На миг Донат ослабел и затосковал, долгие нарочитые сборы, эта торжественность происходящего отнимали силы. Тут даже самое стойкое сердце начинало недоумевать и волноваться. Может, и вправду ты совершил что-то такое, что тебя надобно выставить на поучение? Донат опустил взгляд на толпу, ища в ней поддержки, она слилась в единое, едва колышащееся месиво. Люд глазел с равнодушием и жалостью, радый развлечению и еще тому, что, слава Богу, не его там выставили на посмотрение у черного столба. Он очнулся от боли, толпа по-прежнему колыхалась, кто-то, заметив движение арестанта, вскричал изумленно:
Здоров наш вор-то!
Донат воспрянул. Палач меж тем усердно готовился, его разжигало и слегка лихорадило. Он одного испугался вдруг: как бы не опозориться, не показаться смешным. Это его пугало всю жизнь. Судорожно глотая крупным острым кадыком и уже прея под ранним ярым солнцем, Сумароков через голову стянул поддевку, оправил кумачовую рубаху с черной опояской, все складки согнал назад и сам себе показался ладным, молодым и стройным. Когда проходил мимо Доната, не удержался и прошептал с радостным вызовом:
– Помучаю, но засеку. Молись пуще, богохульник.

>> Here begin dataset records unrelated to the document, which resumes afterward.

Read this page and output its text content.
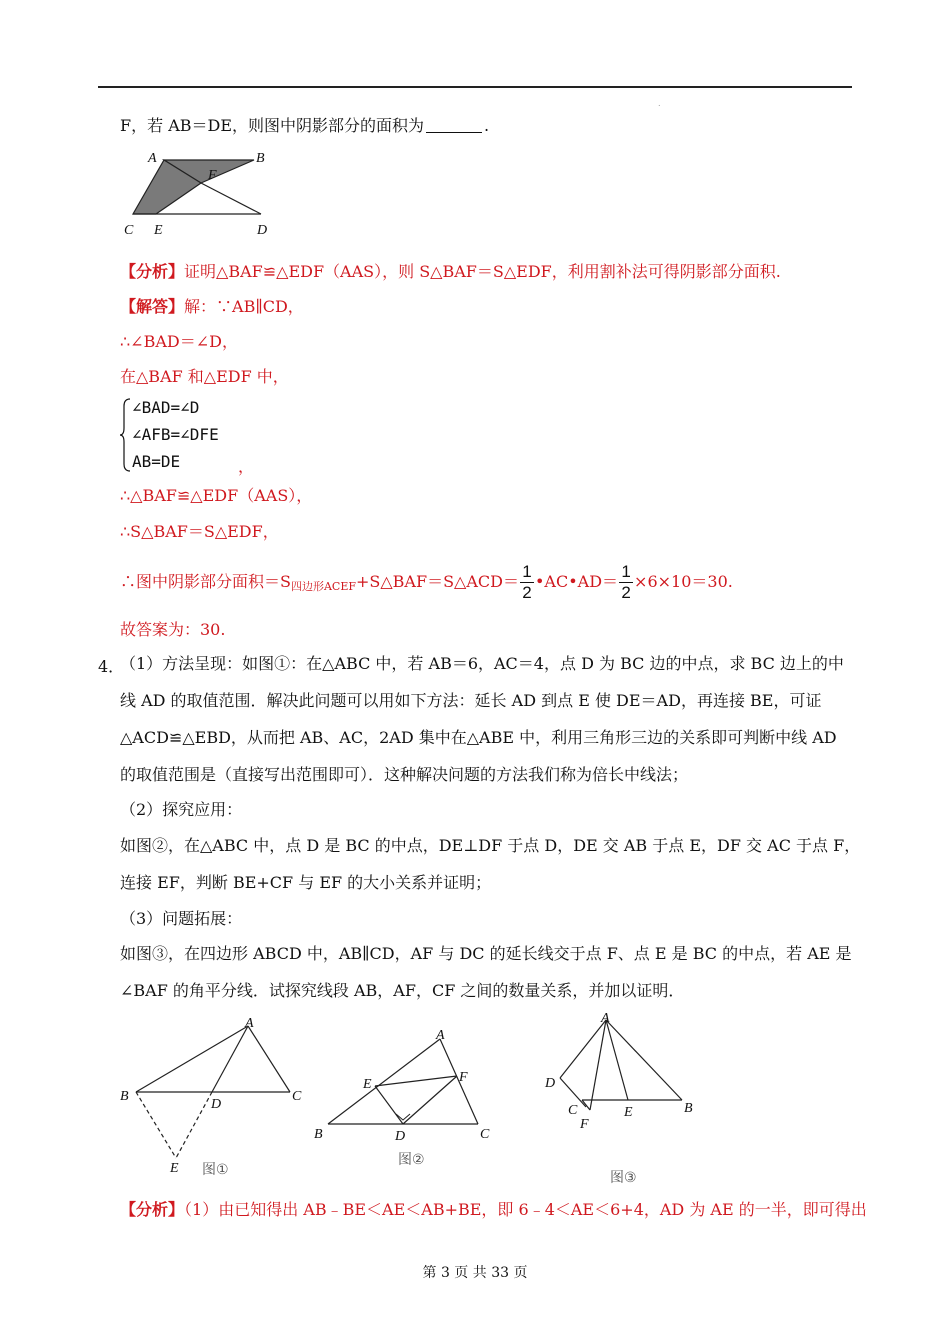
.
F，若 AB＝DE，则图中阴影部分的面积为	.
A	B
F
C E	D
【分析】证明△BAF≌△EDF（AAS），则 S△BAF＝S△EDF，利用割补法可得阴影部分面积.
【解答】解：∵AB∥CD，
∴∠BAD＝∠D，
在△BAF 和△EDF 中，
∠BAD=∠D
∠AFB=∠DFE
AB=DE	，
∴△BAF≌△EDF（AAS），
∴S△BAF＝S△EDF，
∴图中阴影部分面积$=S_{四边形ACEF}+S\triangle BAF=S\triangle ACD= \frac{1}{2}$ •AC•AD＝ $\frac{1}{2} \times 6\times 10=30$.
故答案为：30.
4．
（1）方法呈现：如图①：在△ABC 中，若 AB＝6，AC＝4，点 D 为 BC 边的中点，求 BC 边上的中
线 AD 的取值范围．解决此问题可以用如下方法：延长 AD 到点 E 使 DE＝AD，再连接 BE，可证
△ACD≌△EBD，从而把 AB、AC，2AD 集中在△ABE 中，利用三角形三边的关系即可判断中线 AD
的取值范围是（直接写出范围即可）．这种解决问题的方法我们称为倍长中线法；
（2）探究应用：
如图②，在△ABC 中，点 D 是 BC 的中点，DE⊥DF 于点 D，DE 交 AB 于点 E，DF 交 AC 于点 F，
连接 EF，判断 BE+CF 与 EF 的大小关系并证明；
（3）问题拓展：
如图③，在四边形 ABCD 中，AB∥CD，AF 与 DC 的延长线交于点 F、点 E 是 BC 的中点，若 AE 是
∠BAF 的角平分线．试探究线段 AB，AF，CF 之间的数量关系，并加以证明．
A
B	C
D
E 图①
A
B	C
D
E	F
图②
A
B
C
D
E
F
图③
【分析】（1）由已知得出 AB﹣BE＜AE＜AB+BE，即 6﹣4＜AE＜6+4，AD 为 AE 的一半，即可得出
第 3 页 共 33 页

– За тебя молюся, Июда! Чтобы рука твоя не отсохла, но могла справить нужду.
Палач стоял спиной к Донату, он медленно складывал поддевку, поверх ее мерлушковую шапку. Палач раздумывал, подыскивая такие слова, чтобы они оказались больнее плети.
– Не отсохнет моя рука, еретик, – сказал он свистящим шепотом и, приблизившись к позорному столбу, стал упорно разглядывать арестанта. – Потому не отсохнет, что Бог мне в помощь.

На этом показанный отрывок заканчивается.